Si elle a été officiellement créée au début du XVIIe siècle, la Guardia corsa papale a vu de nombreux Corses composer ses rangs dès le VIIIe siècle. Mercenaires, soldats réputés, les insulaires qui en faisaient partie avaient été choisis à l'origine par le pape Léon III pour garder les murs de Rome.
Cœur battant de Rome avec ses restaurants, ses bâtiments colorés et sa vie animée, le quartier populaire du Trastevere témoigne d’une histoire oubliée : celle de sa communauté corse dont les traces demeurent çà et là comme dans la Basilique de San Crisogono, appelée aussi Chiesa nazionale dei corsi.
En tout, ce sont des centaines voire des milliers de personnes qui, au fil des siècles, se sont impliquées dans la vie de la ville éternelle mais aussi et surtout du Saint-Siège.
L’histoire prendrait sa source au VIIIème siècle, avec la décision du pape Léon III de recruter des Corses pour assurer la sécurité du Vatican. C’est la naissance de la Guardia corsa papale.

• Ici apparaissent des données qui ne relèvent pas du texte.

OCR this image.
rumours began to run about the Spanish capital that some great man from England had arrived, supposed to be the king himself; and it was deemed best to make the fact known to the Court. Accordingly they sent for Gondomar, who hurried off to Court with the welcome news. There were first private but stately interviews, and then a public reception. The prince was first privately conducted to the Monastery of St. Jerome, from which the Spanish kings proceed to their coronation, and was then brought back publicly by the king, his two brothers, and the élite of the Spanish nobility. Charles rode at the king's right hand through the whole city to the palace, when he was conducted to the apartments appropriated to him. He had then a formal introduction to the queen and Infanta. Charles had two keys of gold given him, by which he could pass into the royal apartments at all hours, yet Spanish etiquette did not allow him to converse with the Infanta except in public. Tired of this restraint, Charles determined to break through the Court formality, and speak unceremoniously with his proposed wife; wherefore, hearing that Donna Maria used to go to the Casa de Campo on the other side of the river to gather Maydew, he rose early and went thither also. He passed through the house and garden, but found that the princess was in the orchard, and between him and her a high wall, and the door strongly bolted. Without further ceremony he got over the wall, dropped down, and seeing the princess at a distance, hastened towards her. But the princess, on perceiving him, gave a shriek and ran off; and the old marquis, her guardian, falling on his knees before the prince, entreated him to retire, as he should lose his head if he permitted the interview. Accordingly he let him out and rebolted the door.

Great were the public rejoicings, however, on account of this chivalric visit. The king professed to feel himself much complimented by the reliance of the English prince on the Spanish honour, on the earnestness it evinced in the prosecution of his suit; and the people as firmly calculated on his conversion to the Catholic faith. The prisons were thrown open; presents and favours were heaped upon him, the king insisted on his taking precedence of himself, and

"Ils avaient des rôles de policier, de douanier, explique Yves Pasquali, fondateur de l'associu Guardia corsa papale. En faisant cela, ils ont participé au développement de la ville de Rome et du Saint-Siège. Les faits d'armes sont nombreux. Il ne faut pas oublier qu'à un moment donné, ils avaient trois casernes. Ce sont donc des milliers de gens qui ont été au service du pape pendant des siècles. Ce n'est pas une histoire de quelques personnes qui sont allées à Rome..."
Le reportage de Jean-Philippe Mattei, Pierre Nicolas, Anna Péron et Stéphane Lapera :
Poussés vers Rome ou encore Venise par les invasions diverses dans l’île, les Corses sont choisis par le pape avec soin. Mercenaires, soldats réputés, leur bravoure a été reconnue et leurs talents utilisés dans la garde du Saint-Père.

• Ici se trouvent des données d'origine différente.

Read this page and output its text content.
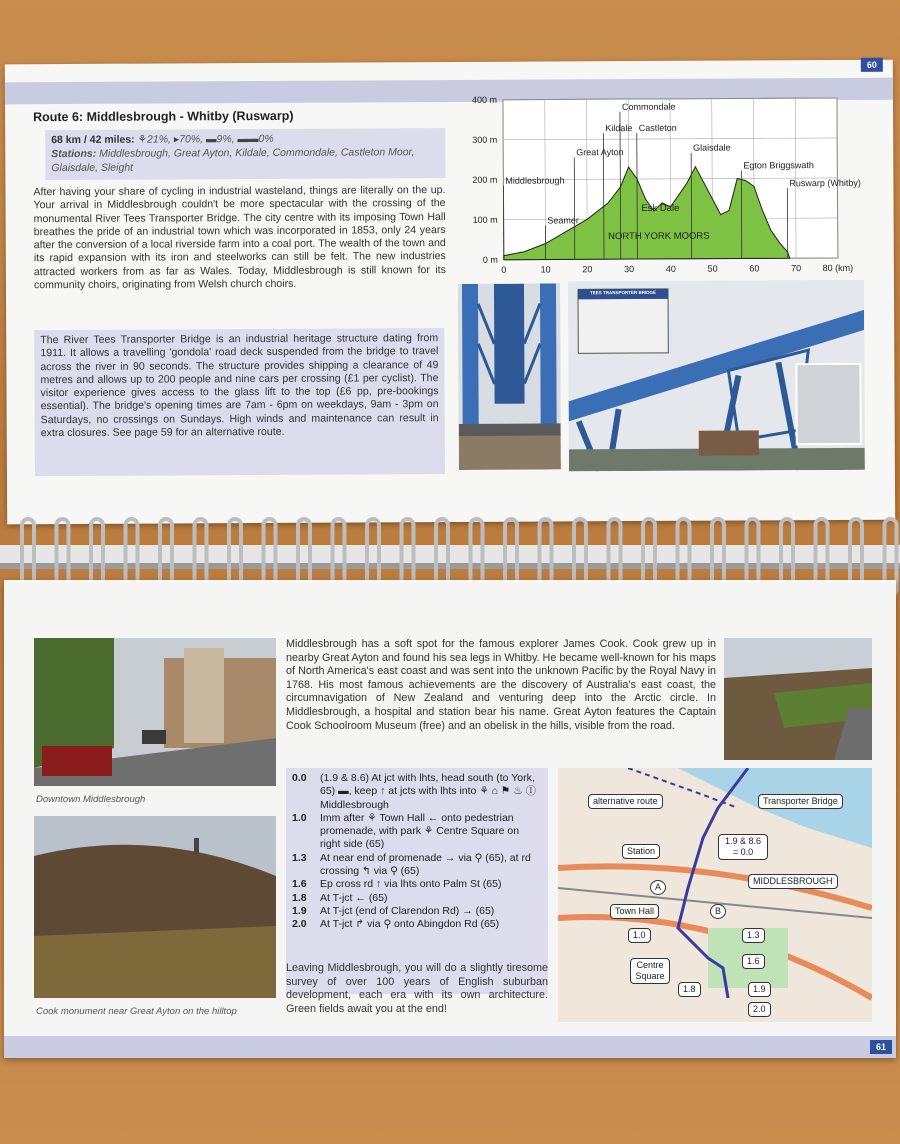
60
Route 6: Middlesbrough - Whitby (Ruswarp)
68 km / 42 miles: ⚘21%, ▸70%, ▬9%, ▬▬0%
Stations: Middlesbrough, Great Ayton, Kildale, Commondale, Castleton Moor, Glaisdale, Sleight
After having your share of cycling in industrial wasteland, things are literally on the up. Your arrival in Middlesbrough couldn't be more spectacular with the crossing of the monumental River Tees Transporter Bridge. The city centre with its imposing Town Hall breathes the pride of an industrial town which was incorporated in 1853, only 24 years after the conversion of a local riverside farm into a coal port. The wealth of the town and its rapid expansion with its iron and steelworks can still be felt. The new industries attracted workers from as far as Wales. Today, Middlesbrough is still known for its community choirs, originating from Welsh church choirs.
The River Tees Transporter Bridge is an industrial heritage structure dating from 1911. It allows a travelling 'gondola' road deck suspended from the bridge to travel across the river in 90 seconds. The structure provides shipping a clearance of 49 metres and allows up to 200 people and nine cars per crossing (£1 per cyclist). The visitor experience gives access to the glass lift to the top (£6 pp, pre-bookings essential). The bridge's opening times are 7am - 6pm on weekdays, 9am - 3pm on Saturdays, no crossings on Sundays. High winds and maintenance can result in extra closures. See page 59 for an alternative route.
Middlesbrough
Seamer
Great Ayton
Kildale
Commondale
Castleton
Glaisdale
Egton Briggswath
Ruswarp (Whitby)
Esk Dale
NORTH YORK MOORS
0 m
100 m
200 m
300 m
400 m
0	10	20	30	40	50	60	70 80 (km)
TEES TRANSPORTER BRIDGE
61
Downtown Middlesbrough
Cook monument near Great Ayton on the hilltop
Middlesbrough has a soft spot for the famous explorer James Cook. Cook grew up in nearby Great Ayton and found his sea legs in Whitby. He became well-known for his maps of North America's east coast and was sent into the unknown Pacific by the Royal Navy in 1768. His most famous achievements are the discovery of Australia's east coast, the circumnavigation of New Zealand and venturing deep into the Arctic circle. In Middlesbrough, a hospital and station bear his name. Great Ayton features the Captain Cook Schoolroom Museum (free) and an obelisk in the hills, visible from the road.
0.0	(1.9 & 8.6) At jct with lhts, head south (to York, 65) ▬, keep ↑ at jcts with lhts into ⚘ ⌂ ⚑ ♨ Ⓘ Middlesbrough
1.0	Imm after ⚘ Town Hall ← onto pedestrian promenade, with park ⚘ Centre Square on right side (65)
1.3	At near end of promenade → via ⚲ (65), at rd crossing ↰ via ⚲ (65)
1.6	Ep cross rd ↑ via lhts onto Palm St (65)
1.8	At T-jct ← (65)
1.9	At T-jct (end of Clarendon Rd) → (65)
2.0	At T-jct ↱ via ⚲ onto Abingdon Rd (65)
Leaving Middlesbrough, you will do a slightly tiresome survey of over 100 years of English suburban development, each era with its own architecture. Green fields await you at the end!
alternative route	Transporter Bridge
Station
1.9 & 8.6 = 0.0
MIDDLESBROUGH
A
B
Town Hall
1.0	1.3
1.6
Centre Square
1.8	1.9
2.0
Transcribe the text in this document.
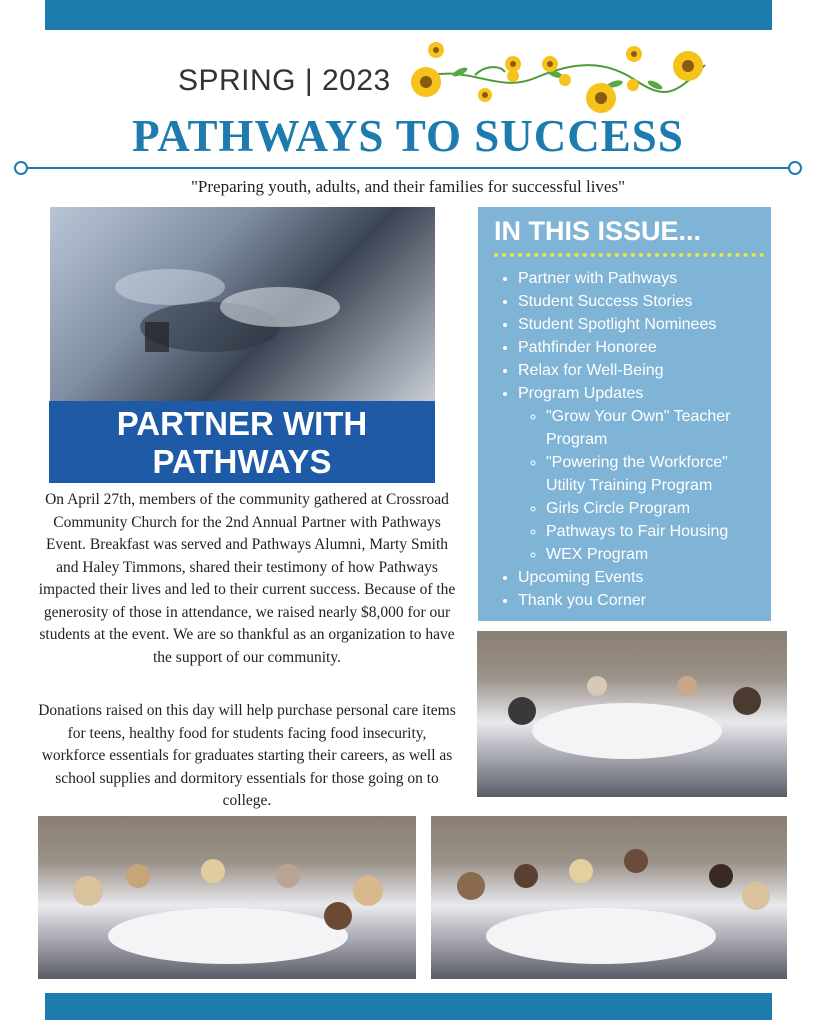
SPRING | 2023
PATHWAYS TO SUCCESS
"Preparing youth, adults, and their families for successful lives"
PARTNER WITH
PATHWAYS

On April 27th, members of the community gathered at Crossroad Community Church for the 2nd Annual Partner with Pathways Event. Breakfast was served and Pathways Alumni, Marty Smith and Haley Timmons, shared their testimony of how Pathways impacted their lives and led to their current success. Because of the generosity of those in attendance, we raised nearly $8,000 for our students at the event. We are so thankful as an organization to have the support of our community.

Donations raised on this day will help purchase personal care items for teens, healthy food for students facing food insecurity, workforce essentials for graduates starting their careers, as well as school supplies and dormitory essentials for those going on to college.

IN THIS ISSUE...
• Partner with Pathways
• Student Success Stories
• Student Spotlight Nominees
• Pathfinder Honoree
• Relax for Well-Being
• Program Updates
◦ "Grow Your Own" Teacher Program
◦ "Powering the Workforce" Utility Training Program
◦ Girls Circle Program
◦ Pathways to Fair Housing
◦ WEX Program
• Upcoming Events
• Thank you Corner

"I Corsi sò stati sempri ubligati à difendasi, dice Antoine Tramini, membru di l'associu Guardia corsa papale. U papa eddu sapia ch'i Corsi erani ghjenti valurosi, ghjenti cumbattanti, chì si battiani, chì manighjavani bè l'armi. Dunqua, sapia bè ch'incù i Corsi ùn ci avia micca da esse tanti prublemi."
Si la Guardia corsa papale perdure au fur et à mesure que les souverains pontifes se succèdent, elle n’est officialisée qu’au XVIIe siècle.
Enracinés à Rome et jouant le rôle de gendarmes, les Corses seraient paradoxalement aussi à l’origine du banditisme et d’une certaine violence dans la cité romaine.
En 1662, un conflit entre la garde corse et la sécurité rapprochée du duc de Créquy, ambassadeur de Louis XIV à Rome éclate devant le palazzo Farnese. Le tout jeune roi Soleil, inexpérimenté, fait feu de tout bois sur le plan militaire.
"Il y a eu plusieurs morts dans cet affrontement, précise l'historien Antoine-Marie Graziani. Le duc de Créquy va protester officiellement et Louis XIV va partir évidemment en avant et va déclencher une quasi guerre avec le Vatican pour l'affaire corse. Et cela va être traité par un traité particulier, le traité de Pise, où le pape abandonne l'idée d'avoir une garde corse."
Confrérie corse à Rome
De nos jours, le souvenir de la Guardia corsa papale perdure grâce au travail de l’association éponyme créée par Yves Pasquali.
"Cela m'a vraiment tenu à coeur, par passion, de la remettre au goût du jour parce qu'elle est très importante pour les Corses, assure ce dernier. Il ne faut pas oublier que nous sommes une terre vaticane depuis très longtemps. Les liens avec Rome sont énormes, et pas seulement au niveau religieux. Là-bas, les Corses ont créé une confrérie qui existe toujours aujourd'hui. Ils ont participé justement à l'évolution de la ville de Rome."
Autant que faire se peut, l’associu Guardia corsa papale se rend à Rome pour célébrer la Madonna Fiumarola avec l’arciconfraternita del Carmine. Une confrérie créée par les Corses à Rome au XVe siècle.
"C'hè a prucissiò ind'a cità, dunqua in tuttu u quartieru di u Trastevere, spiega Antoine Tramini. Eppo c'hè a famosa prucissiò nant'à u Tevere. Si parta incù a madona è si ricodda tuttu u fiume cusì sin'à insù pà ghjunghja sin'à u quartieru corsu è dopu si riparta cantendu. Sò dui ghjorni maravigliosi."
Au fil des siècles, les liens entre la Corse et le Vatican se sont montrés tour à tour resserrés et distendus. La venue du pape François à Ajaccio les renforcera sans doute encore un peu plus.